What is Electrophoretic Deposition(EPD)?

What is Electrophoretic Deposition(EPD)?

During my studies, I came into contact with a new post-processing method of machining, namely electrophoretic deposition (EPD). This is a technique commonly used to deposit particles or disperse pigments on conductive substrates, and its core principle is to move charged particles in commerce.

 

While looking up the information, I found that some people mentioned hydrophobicity. In my understanding, hydrophobic is usually a colloid with flowing properties. I would like to understand why hydrophobicity is chosen in certain processes because of the liquid. According to my understanding, short circuit should be processed in liquid. What is the difference between the liquid and colloid?

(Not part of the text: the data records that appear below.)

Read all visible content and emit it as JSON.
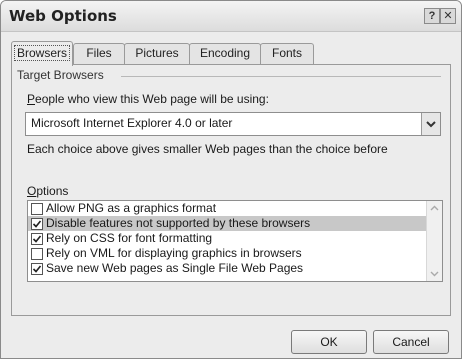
{
  "window": {
    "title": "Web Options"
  },
  "titlebar": {
    "help_glyph": "?",
    "close_glyph": "✕"
  },
  "tabs": [
    {
      "label": "Browsers",
      "active": true
    },
    {
      "label": "Files",
      "active": false
    },
    {
      "label": "Pictures",
      "active": false
    },
    {
      "label": "Encoding",
      "active": false
    },
    {
      "label": "Fonts",
      "active": false
    }
  ],
  "target_browsers": {
    "group_title": "Target Browsers",
    "people_label_hotkey": "P",
    "people_label_rest": "eople who view this Web page will be using:",
    "selected_browser": "Microsoft Internet Explorer 4.0 or later",
    "note": "Each choice above gives smaller Web pages than the choice before"
  },
  "options": {
    "label_hotkey": "O",
    "label_rest": "ptions",
    "items": [
      {
        "label": "Allow PNG as a graphics format",
        "checked": false,
        "selected": false
      },
      {
        "label": "Disable features not supported by these browsers",
        "checked": true,
        "selected": true
      },
      {
        "label": "Rely on CSS for font formatting",
        "checked": true,
        "selected": false
      },
      {
        "label": "Rely on VML for displaying graphics in browsers",
        "checked": false,
        "selected": false
      },
      {
        "label": "Save new Web pages as Single File Web Pages",
        "checked": true,
        "selected": false
      }
    ]
  },
  "buttons": {
    "ok": "OK",
    "cancel": "Cancel"
  },
  "icons": {
    "dropdown": "chevron-down-icon",
    "scroll_up": "chevron-up-icon",
    "scroll_down": "chevron-down-icon",
    "check": "checkmark-icon"
  }
}
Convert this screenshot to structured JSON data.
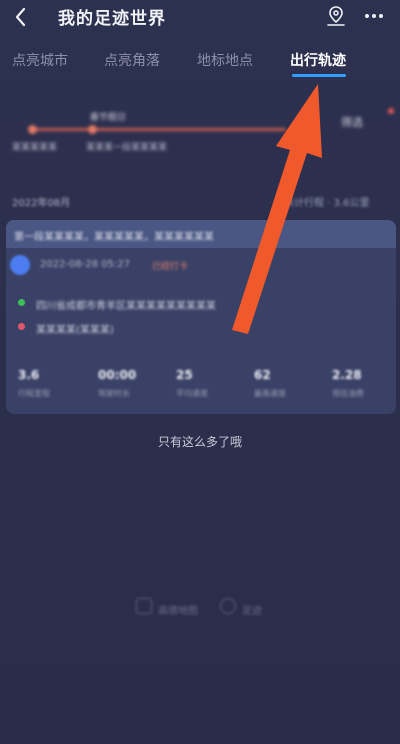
{
  "header": {
    "title": "我的足迹世界",
    "back_icon": "chevron-left-icon",
    "map_icon": "map-pin-icon",
    "more_icon": "more-dots-icon"
  },
  "tabs": [
    {
      "label": "点亮城市",
      "active": false
    },
    {
      "label": "点亮角落",
      "active": false
    },
    {
      "label": "地标地点",
      "active": false
    },
    {
      "label": "出行轨迹",
      "active": true
    }
  ],
  "timeline": {
    "tag": "春节假日",
    "left_label": "某某某某某",
    "mid_label": "某某某一段某某某某",
    "filter_label": "筛选"
  },
  "month": {
    "label": "2022年08月",
    "summary": "共计行程 · 3.6公里"
  },
  "trip_card": {
    "banner": "第一段某某某某，某某某某某，某某某某某某",
    "time": "2022-08-28 05:27",
    "tag": "已经打卡",
    "start_place": "四川省成都市青羊区某某某某某某某某某",
    "end_place": "某某某某(某某某)",
    "stats": [
      {
        "value": "3.6",
        "label": "行程里程"
      },
      {
        "value": "00:00",
        "label": "驾驶时长"
      },
      {
        "value": "25",
        "label": "平均速度"
      },
      {
        "value": "62",
        "label": "最高速度"
      },
      {
        "value": "2.28",
        "label": "预估油费"
      }
    ]
  },
  "end_text": "只有这么多了哦",
  "footer": {
    "left_label": "高德地图",
    "right_label": "足迹"
  },
  "colors": {
    "background": "#2b2f4a",
    "active_tab_underline": "#2f9fff",
    "annotation_arrow": "#f0592b",
    "card_background": "#3a4166"
  }
}
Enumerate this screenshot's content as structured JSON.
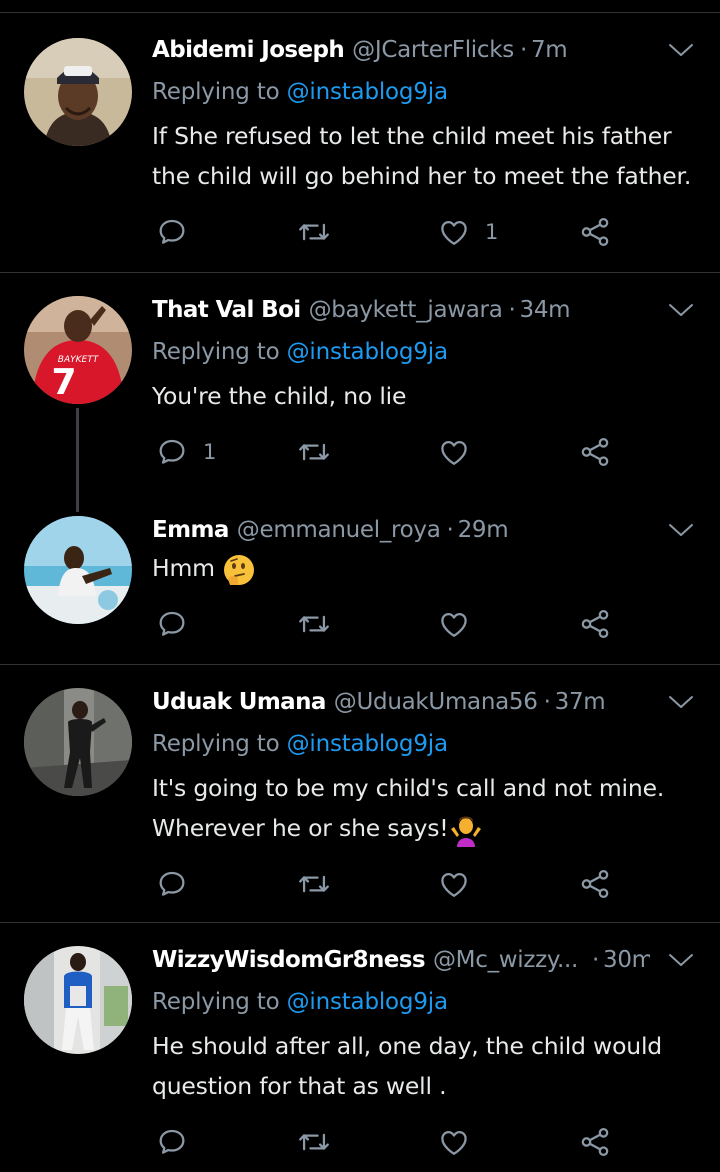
{
  "tweets": [
    {
      "name": "Abidemi Joseph",
      "handle": "@JCarterFlicks",
      "time": "7m",
      "replying_prefix": "Replying to",
      "replying_to": "@instablog9ja",
      "text": "If She refused to let the child meet his father the child will go behind her to meet the father.",
      "reply_count": "",
      "retweet_count": "",
      "like_count": "1"
    },
    {
      "name": "That Val Boi",
      "handle": "@baykett_jawara",
      "time": "34m",
      "replying_prefix": "Replying to",
      "replying_to": "@instablog9ja",
      "text": "You're the child, no lie",
      "reply_count": "1",
      "retweet_count": "",
      "like_count": "",
      "avatar_jersey_text": "BAYKETT",
      "avatar_jersey_number": "7"
    },
    {
      "name": "Emma",
      "handle": "@emmanuel_roya",
      "time": "29m",
      "text": "Hmm",
      "emoji": "thinking-face",
      "reply_count": "",
      "retweet_count": "",
      "like_count": ""
    },
    {
      "name": "Uduak Umana",
      "handle": "@UduakUmana56",
      "time": "37m",
      "replying_prefix": "Replying to",
      "replying_to": "@instablog9ja",
      "text_line1": "It's going to be my child's call and not mine.",
      "text_line2": "Wherever he or she says!",
      "emoji": "person-shrugging",
      "reply_count": "",
      "retweet_count": "",
      "like_count": ""
    },
    {
      "name": "WizzyWisdomGr8ness",
      "handle": "@Mc_wizzy...",
      "time": "30m",
      "replying_prefix": "Replying to",
      "replying_to": "@instablog9ja",
      "text": "He should after all, one day, the child would question for that as well .",
      "reply_count": "",
      "retweet_count": "",
      "like_count": ""
    }
  ],
  "icons": [
    "reply-icon",
    "retweet-icon",
    "like-icon",
    "share-icon",
    "chevron-down-icon"
  ],
  "colors": {
    "background": "#000000",
    "text": "#e7e9ea",
    "secondary": "#8b98a5",
    "link": "#1d9bf0",
    "divider": "#2f3336"
  }
}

Here are the basic steps of electrophoretic deposition:

 

Preparation of particle dispersion: The pigment or particles to be deposited are dispersed in a liquid medium, usually water or an organic solvent. The particles acquire surface charges in this dispersion.

 

Electrophoretic tank setup: A conductive substrate, often a metal or other highly conductive material, is placed in an electrophoretic tank, and the tank is filled with the particle dispersion.

 

Application of an electric field: By establishing an electric field in the tank, particles become charged and move under the influence of the electric field. As charged particles migrate toward electrodes of opposite charge, they deposit on the substrate's surface.

 

Particle deposition: Charged particles deposit onto the substrate's surface, forming a uniform coating. Deposition speed and coating quality can be controlled by adjusting the electric field intensity, processing time, and properties of the particle dispersion. Higher intensity and longer processing times result in thicker coatings on the product surface.

 

Drying and curing: The deposited particles on the substrate's surface undergo drying and curing processes to form a stable coating.

 

Electrophoretic coatings offer several advantages, including:

 

Uniform coating: The electric field ensures a relatively even coating.

Efficiency: Electrophoretic coatings can utilize pigments more efficiently compared to other coating techniques.

Applicability to complex shapes: Due to particle deposition in the electric field, electrophoretic coatings can be applied to various-shaped substrates, including complex three-dimensional structures.

I'm curious about the industries and products that typically require electrophoretic post-processing. Could you provide information on this? Thank you.